Abu Bakr Muhammad ibn Tufayl

views updated Jun 11 2018

Abu Bakr Muhammad ibn Tufayl

Abu Bakr Muhammad ibn Tufayl (ca. 1110-1185) was a Spanish Moslem philosopher and physician, author of the celebrated allegorical tale "Hayy Ibn Yaqzan."

Known to medieval Christian scholastics as Abubacer (from Abu Bakr), Ibn Tufayl was born in the town known in modern times as Guadix near Granada. He was trained as a physician but also followed the career of a government functionary, serving as secretary to the governors of Granada, and later of Ceuta and Tangier in North Africa (1154). Ultimately, he became court physician to the Almohad sultan Abu Yaqub Yusuf, who ruled in Marrakesh from 1163 to 1184.

Ibn Tufayl used his considerable influence at court to forward the career of the young Averroës; the Sultan seems to have taken a lively interest in philosophy, and Averroës wrote his commentary on Aristotle at the Almohad court, encouraged by Ibn Tufayl. After the latter's retirement as court physician, Averroës took his place. Ibn Tufayl died in Marrakesh.

"Alive, Son of Awake"

Little of Ibn Tufayl's work has survived except for Hayy Ibn Yaqzan, whose title means "Alive, Son of Awake," although medieval Arabic bibliographies credit him with an additional two books on medicine and some writings on astronomy. The title is borrowed from Avicenna, but the ideas put forward in Ibn Tufayl's work are quite contrary to Avicenna's.

The setting of the narrative is an island in the Indian Ocean, inhabited solely by a youth named Hayy, who grew up there quite alone, suckled as a child only by a gazelle, and completely cut off from humanity. Despite this cultural deprivation, Hayy stays alive and even thinks through and evolves a system of philosophy and metaphysics of the most refined order. Through fasting and meditation, moreover, he seeks and attains mystical experiences.

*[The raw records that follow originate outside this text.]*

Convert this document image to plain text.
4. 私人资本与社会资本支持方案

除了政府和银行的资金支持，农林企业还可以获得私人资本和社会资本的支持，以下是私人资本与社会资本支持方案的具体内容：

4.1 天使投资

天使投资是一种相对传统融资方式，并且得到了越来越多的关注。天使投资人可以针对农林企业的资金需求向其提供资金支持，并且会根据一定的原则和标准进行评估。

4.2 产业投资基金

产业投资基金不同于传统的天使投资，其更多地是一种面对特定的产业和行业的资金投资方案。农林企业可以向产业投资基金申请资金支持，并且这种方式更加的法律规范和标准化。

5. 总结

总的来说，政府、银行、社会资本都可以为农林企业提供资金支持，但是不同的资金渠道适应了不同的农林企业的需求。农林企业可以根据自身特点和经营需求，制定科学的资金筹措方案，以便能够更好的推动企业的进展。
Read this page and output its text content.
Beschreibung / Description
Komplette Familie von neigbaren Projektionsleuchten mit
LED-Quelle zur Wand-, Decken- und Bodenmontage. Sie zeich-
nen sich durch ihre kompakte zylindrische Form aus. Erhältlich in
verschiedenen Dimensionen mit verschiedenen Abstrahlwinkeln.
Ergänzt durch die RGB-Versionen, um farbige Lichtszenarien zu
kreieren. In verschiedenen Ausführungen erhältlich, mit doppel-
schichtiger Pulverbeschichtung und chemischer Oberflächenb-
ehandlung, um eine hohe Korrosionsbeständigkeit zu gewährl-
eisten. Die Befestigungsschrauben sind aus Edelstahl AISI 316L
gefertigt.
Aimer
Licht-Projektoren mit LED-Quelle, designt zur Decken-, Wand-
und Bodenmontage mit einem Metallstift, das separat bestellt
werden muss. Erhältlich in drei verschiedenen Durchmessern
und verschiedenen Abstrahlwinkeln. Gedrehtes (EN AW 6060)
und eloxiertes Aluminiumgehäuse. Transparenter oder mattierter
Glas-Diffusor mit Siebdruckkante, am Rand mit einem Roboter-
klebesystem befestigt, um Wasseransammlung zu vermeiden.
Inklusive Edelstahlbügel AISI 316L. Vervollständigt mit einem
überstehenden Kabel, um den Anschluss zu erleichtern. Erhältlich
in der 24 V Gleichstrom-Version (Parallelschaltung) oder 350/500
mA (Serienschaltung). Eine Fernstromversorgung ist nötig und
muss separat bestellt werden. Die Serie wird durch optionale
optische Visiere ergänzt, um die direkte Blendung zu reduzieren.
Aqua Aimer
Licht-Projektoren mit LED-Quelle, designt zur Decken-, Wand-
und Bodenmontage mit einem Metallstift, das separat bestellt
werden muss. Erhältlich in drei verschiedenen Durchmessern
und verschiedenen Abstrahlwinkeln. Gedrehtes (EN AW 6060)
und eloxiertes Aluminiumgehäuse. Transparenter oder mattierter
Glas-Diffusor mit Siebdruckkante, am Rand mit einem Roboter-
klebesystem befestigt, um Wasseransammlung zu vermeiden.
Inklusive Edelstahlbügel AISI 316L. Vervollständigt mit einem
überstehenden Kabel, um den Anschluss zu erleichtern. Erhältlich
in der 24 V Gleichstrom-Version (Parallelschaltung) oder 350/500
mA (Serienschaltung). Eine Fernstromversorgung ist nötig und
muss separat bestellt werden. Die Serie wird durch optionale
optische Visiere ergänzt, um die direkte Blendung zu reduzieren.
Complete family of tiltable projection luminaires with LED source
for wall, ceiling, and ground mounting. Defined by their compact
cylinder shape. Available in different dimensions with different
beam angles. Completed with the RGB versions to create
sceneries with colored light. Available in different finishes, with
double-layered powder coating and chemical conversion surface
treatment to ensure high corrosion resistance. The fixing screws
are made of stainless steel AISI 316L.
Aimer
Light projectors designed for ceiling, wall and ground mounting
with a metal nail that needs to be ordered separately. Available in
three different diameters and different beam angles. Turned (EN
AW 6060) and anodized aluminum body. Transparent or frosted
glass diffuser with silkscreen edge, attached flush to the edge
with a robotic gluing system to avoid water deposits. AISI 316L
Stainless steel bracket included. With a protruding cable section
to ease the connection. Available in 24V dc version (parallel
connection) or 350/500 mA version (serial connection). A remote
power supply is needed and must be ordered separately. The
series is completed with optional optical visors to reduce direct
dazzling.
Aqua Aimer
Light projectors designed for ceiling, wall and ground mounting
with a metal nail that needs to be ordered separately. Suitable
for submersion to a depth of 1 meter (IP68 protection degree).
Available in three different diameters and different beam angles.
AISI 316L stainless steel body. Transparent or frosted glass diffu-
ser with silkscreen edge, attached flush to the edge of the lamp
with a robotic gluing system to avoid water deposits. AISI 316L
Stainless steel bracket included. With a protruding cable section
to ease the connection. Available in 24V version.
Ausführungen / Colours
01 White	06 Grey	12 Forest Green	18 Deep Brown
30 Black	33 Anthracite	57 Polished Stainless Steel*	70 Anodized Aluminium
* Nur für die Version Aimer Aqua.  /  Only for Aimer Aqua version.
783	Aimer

Ibn Tufayl then introduces into the narrative a devout man named Asal, from a neighboring island, who is seeking an uninhabited retreat from the world. He meets Hayy, teaches him to speak, and is astonished to find that the natural youth has evolved—all untaught—a system comparable but superior to Asal's own philosophy.

Hayy and Asal return to civilization, determined that Hayy's aperçus will be shared with mankind. The attempt fails, however, and the two philosophers return to the desert island and leave the common people to the undisturbing practice of their ancestral religion.

Translated into Latin in 1671, Ibn Tufayl's work has evoked interesting speculations. Translations into English and European languages soon followed, and it has been suggested that Defoe's Robinson Crusoe, which was published in 1719, may have been inspired by the English translation of 1708. The interpretations of scholars of the meaning of the allegory have varied greatly, although all agree, at least, that it is a tour de force intended to show the almost limitless capabilities of the human intellect.

Further Reading

The 1708 English translation, revised by A. S. Fulton, The History of Hayy Ibn Yaqzan, by Abu Bakr Ibn Tufayl (1929), presents Ibn Tufayl's philosophical romance on the "awakening of the soul." Z. A. Siddiqi, Philosophy of Ibn Tufayl (1965), is a study of Ibn Tufayl's work. □

Ibn Tufayl, Abu Bakr

views updated May 29 2018

Ibn Tufayl, Abu Bakr (d. 1185 (AH 581)). Muslim philosopher and physician, known in the West as Abubacer. Born near Granada in Spain, he became wazīr and physician to the Almohads, introducing ibn Rushd to the court. He developed his philosophical views in Ḥayy ibn Yaqz̳an, (Alive, the Son of the Awake): Ḥayy represents humanity and Yaqz̳an God. Ḥayy grows up on a desert island, and using his powers of observation, reason and reflection, he arrives at the truth and experience in relation to God. The work was tr. into Lat. by E. Pococke in the 17th cent. (Philosophicus Auotodidactus) and was influential in the development of the idea of ‘the noble savage’ (Dryden) and of Rousseau's argument for a primitive simplicity which is corrupted by civilization. It may also have influenced Daniel Defoe's Robinson Crusoe.